Le Conseil d’évaluation des normes (CNEN) a émis un avis défavorable sur le projet de loi, fin avril. Pour mémoire, le CNEN est une instance que le gouvernement consulte systématiquement sur les projets de loi et de décret qui concernent les collectivités territoriales.

Le CNEN pointe du doigt une « ambition décentralisatrice limitée », et juge que le projet de loi « ne répond que partiellement aux attentes exprimées par les élus locaux d’aller vers une nouvelle étape de la décentralisation ».

Dans son avis, le CNEN dénonce le manque de consolidation du « couple maire-préfet ».

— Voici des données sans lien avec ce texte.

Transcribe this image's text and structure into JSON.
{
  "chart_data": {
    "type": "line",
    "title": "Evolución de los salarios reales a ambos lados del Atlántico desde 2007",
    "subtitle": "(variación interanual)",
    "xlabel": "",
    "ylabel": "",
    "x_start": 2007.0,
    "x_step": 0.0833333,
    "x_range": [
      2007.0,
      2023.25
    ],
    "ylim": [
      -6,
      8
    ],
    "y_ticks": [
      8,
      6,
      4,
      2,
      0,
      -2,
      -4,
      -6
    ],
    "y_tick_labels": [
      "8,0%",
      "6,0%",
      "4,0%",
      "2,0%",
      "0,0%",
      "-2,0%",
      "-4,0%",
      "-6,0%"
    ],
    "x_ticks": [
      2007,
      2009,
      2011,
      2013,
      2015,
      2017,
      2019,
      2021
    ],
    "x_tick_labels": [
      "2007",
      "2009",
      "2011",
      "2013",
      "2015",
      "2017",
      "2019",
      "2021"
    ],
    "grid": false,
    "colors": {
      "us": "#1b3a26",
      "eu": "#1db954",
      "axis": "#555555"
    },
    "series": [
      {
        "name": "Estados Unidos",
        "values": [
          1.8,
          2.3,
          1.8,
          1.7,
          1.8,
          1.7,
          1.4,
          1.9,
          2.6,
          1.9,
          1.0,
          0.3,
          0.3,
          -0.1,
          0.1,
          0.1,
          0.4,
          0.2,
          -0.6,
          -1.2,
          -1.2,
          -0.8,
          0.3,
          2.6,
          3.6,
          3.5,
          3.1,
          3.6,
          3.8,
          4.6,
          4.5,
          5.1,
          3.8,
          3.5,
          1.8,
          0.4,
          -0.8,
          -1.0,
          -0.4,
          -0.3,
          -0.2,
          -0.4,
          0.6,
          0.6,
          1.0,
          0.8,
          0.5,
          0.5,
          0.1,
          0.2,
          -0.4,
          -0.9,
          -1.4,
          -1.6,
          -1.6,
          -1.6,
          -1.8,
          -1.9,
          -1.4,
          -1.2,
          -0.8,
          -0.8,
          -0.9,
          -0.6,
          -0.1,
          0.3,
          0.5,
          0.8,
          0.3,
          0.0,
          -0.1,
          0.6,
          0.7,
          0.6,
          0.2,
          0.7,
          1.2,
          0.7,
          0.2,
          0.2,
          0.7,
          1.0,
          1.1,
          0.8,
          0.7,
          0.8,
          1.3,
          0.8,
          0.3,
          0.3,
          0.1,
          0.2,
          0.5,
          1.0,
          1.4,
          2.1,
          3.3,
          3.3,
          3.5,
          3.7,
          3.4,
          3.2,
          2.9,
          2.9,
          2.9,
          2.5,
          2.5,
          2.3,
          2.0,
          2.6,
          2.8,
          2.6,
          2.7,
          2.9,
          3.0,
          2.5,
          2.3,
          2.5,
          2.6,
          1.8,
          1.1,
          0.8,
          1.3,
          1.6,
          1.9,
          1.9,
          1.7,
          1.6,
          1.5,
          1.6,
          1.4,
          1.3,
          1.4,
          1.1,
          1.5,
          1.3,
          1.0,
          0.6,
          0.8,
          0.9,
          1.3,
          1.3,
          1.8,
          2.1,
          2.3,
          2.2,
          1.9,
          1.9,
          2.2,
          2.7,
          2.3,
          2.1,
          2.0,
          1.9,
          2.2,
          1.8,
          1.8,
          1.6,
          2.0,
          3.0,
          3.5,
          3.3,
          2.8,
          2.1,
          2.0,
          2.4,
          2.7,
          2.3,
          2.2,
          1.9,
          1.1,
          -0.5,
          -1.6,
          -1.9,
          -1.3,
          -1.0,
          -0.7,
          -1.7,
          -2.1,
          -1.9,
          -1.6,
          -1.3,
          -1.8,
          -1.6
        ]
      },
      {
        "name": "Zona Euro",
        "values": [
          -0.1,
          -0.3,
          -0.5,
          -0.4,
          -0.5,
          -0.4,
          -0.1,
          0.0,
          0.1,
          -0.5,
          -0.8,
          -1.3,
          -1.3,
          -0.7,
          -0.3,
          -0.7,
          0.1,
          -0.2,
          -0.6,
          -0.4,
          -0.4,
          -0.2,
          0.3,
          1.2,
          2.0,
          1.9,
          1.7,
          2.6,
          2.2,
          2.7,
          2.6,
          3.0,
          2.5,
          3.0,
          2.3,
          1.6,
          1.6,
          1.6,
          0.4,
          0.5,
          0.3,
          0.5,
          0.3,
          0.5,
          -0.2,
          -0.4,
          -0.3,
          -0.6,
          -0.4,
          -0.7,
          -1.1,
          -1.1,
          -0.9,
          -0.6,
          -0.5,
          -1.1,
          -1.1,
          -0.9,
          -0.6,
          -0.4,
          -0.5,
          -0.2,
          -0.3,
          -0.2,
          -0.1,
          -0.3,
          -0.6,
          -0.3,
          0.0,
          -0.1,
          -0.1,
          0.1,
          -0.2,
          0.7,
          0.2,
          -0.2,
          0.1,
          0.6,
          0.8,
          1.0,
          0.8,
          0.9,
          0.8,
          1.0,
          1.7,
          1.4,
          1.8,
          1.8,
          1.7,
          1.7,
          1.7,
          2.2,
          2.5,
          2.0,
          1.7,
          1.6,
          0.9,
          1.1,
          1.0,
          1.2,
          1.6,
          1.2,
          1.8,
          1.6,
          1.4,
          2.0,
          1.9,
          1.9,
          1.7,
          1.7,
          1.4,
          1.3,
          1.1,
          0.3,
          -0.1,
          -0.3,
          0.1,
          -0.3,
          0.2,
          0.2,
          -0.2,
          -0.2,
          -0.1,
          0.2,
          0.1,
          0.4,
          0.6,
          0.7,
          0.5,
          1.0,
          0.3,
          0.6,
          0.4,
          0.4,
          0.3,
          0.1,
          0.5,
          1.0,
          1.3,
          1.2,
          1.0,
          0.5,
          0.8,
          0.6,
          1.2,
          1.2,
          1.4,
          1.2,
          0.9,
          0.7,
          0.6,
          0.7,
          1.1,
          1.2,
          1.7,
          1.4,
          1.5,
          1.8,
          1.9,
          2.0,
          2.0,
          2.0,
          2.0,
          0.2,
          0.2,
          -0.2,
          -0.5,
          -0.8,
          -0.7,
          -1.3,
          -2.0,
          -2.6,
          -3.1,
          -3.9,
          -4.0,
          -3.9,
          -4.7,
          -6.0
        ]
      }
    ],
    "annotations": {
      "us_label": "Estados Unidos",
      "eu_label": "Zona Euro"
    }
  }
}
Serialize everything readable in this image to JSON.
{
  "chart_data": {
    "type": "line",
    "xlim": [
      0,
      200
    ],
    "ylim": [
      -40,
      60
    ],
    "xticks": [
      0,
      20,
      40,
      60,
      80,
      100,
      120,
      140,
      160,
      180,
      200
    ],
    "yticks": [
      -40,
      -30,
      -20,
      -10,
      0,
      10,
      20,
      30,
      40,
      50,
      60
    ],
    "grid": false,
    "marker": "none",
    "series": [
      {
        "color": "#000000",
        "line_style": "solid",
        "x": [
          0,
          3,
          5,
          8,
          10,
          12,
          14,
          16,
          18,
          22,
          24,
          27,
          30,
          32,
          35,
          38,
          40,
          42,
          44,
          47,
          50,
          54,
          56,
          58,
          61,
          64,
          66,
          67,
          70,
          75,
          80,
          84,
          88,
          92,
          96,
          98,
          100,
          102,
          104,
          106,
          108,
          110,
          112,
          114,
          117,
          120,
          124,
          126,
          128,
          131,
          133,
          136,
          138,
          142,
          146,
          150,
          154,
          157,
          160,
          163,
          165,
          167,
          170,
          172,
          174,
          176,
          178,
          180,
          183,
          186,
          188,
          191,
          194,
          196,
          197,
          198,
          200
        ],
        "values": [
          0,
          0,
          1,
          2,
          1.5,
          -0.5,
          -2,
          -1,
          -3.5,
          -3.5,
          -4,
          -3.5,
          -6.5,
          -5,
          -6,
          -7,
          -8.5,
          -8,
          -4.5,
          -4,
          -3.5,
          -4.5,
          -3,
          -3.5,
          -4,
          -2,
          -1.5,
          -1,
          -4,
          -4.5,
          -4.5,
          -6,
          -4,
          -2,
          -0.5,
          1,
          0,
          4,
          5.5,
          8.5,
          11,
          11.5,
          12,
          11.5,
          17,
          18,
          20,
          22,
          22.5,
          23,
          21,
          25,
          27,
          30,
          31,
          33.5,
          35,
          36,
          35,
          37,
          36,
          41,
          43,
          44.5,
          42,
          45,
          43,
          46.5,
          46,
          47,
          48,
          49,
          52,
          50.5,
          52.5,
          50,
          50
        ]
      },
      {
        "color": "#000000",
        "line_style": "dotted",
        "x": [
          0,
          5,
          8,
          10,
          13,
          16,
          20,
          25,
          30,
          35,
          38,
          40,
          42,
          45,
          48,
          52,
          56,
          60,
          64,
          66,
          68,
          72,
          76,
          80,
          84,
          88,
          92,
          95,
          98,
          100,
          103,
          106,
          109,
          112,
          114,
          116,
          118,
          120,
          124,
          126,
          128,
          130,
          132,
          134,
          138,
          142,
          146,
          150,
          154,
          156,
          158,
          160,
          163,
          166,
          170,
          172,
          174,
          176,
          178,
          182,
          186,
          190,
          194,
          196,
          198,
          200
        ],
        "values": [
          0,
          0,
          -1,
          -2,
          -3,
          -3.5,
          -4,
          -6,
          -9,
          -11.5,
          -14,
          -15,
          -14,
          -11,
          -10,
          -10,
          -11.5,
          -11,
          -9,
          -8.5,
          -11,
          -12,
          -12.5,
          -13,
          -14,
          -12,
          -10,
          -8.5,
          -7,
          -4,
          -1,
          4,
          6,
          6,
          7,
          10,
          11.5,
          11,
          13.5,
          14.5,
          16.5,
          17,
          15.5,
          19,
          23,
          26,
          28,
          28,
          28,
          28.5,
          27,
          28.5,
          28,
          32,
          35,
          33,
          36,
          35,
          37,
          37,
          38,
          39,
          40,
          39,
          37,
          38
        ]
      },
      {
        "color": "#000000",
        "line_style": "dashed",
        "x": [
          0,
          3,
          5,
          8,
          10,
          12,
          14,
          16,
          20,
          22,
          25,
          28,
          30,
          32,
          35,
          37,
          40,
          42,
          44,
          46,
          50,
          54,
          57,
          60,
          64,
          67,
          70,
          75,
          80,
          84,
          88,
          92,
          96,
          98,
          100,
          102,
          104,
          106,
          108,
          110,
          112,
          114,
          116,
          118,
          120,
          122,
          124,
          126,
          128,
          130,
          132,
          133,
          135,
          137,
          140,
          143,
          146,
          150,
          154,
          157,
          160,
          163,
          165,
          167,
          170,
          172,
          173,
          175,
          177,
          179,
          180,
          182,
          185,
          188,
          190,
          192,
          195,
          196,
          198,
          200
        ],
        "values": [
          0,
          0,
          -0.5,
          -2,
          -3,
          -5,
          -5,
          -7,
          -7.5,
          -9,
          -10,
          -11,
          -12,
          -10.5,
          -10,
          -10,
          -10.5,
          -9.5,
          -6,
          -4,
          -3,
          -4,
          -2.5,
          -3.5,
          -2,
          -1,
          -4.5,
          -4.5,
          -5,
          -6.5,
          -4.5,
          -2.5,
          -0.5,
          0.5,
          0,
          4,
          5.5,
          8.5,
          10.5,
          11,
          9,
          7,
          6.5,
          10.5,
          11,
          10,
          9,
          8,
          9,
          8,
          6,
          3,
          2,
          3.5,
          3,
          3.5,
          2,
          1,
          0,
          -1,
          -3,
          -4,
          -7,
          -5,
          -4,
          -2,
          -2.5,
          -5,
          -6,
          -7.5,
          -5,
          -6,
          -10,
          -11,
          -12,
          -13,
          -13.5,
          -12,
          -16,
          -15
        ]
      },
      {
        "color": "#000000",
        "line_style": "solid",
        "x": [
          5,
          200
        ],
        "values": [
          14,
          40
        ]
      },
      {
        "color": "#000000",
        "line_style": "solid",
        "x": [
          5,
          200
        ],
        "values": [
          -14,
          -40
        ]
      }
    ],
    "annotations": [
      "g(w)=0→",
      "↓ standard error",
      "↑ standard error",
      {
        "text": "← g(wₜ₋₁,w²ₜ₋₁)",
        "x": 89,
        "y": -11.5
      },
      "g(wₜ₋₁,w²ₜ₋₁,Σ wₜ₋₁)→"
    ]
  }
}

Les critiques spécifiques du CNEN portent sur la gestion des routes, la santé et la politique de l’eau :

  • le transfert expérimental, aux régions qui le souhaiteront, de la gestion de routes nationales tend à revenir sur la logique de blocs de compétences ;
  • la politique locale de l’eau va quant à elle subir une « recentralisation » et les comités de bassin qui en sont responsables risquent de vivre une « déstabilisation ».
  • l’expérimentation d’un pouvoir d’instruction des présidents de département et de région à l’égard des intendants des collèges et lycées.
  • le retrait du transfert des services de médecine scolaire aux départements, prévu dans la première mouture de l’avant-projet de loi.
  • les mesures sur la gouvernance des agences régionales de santé (ARS) et la place des maires dans la gouvernance des hôpitaux.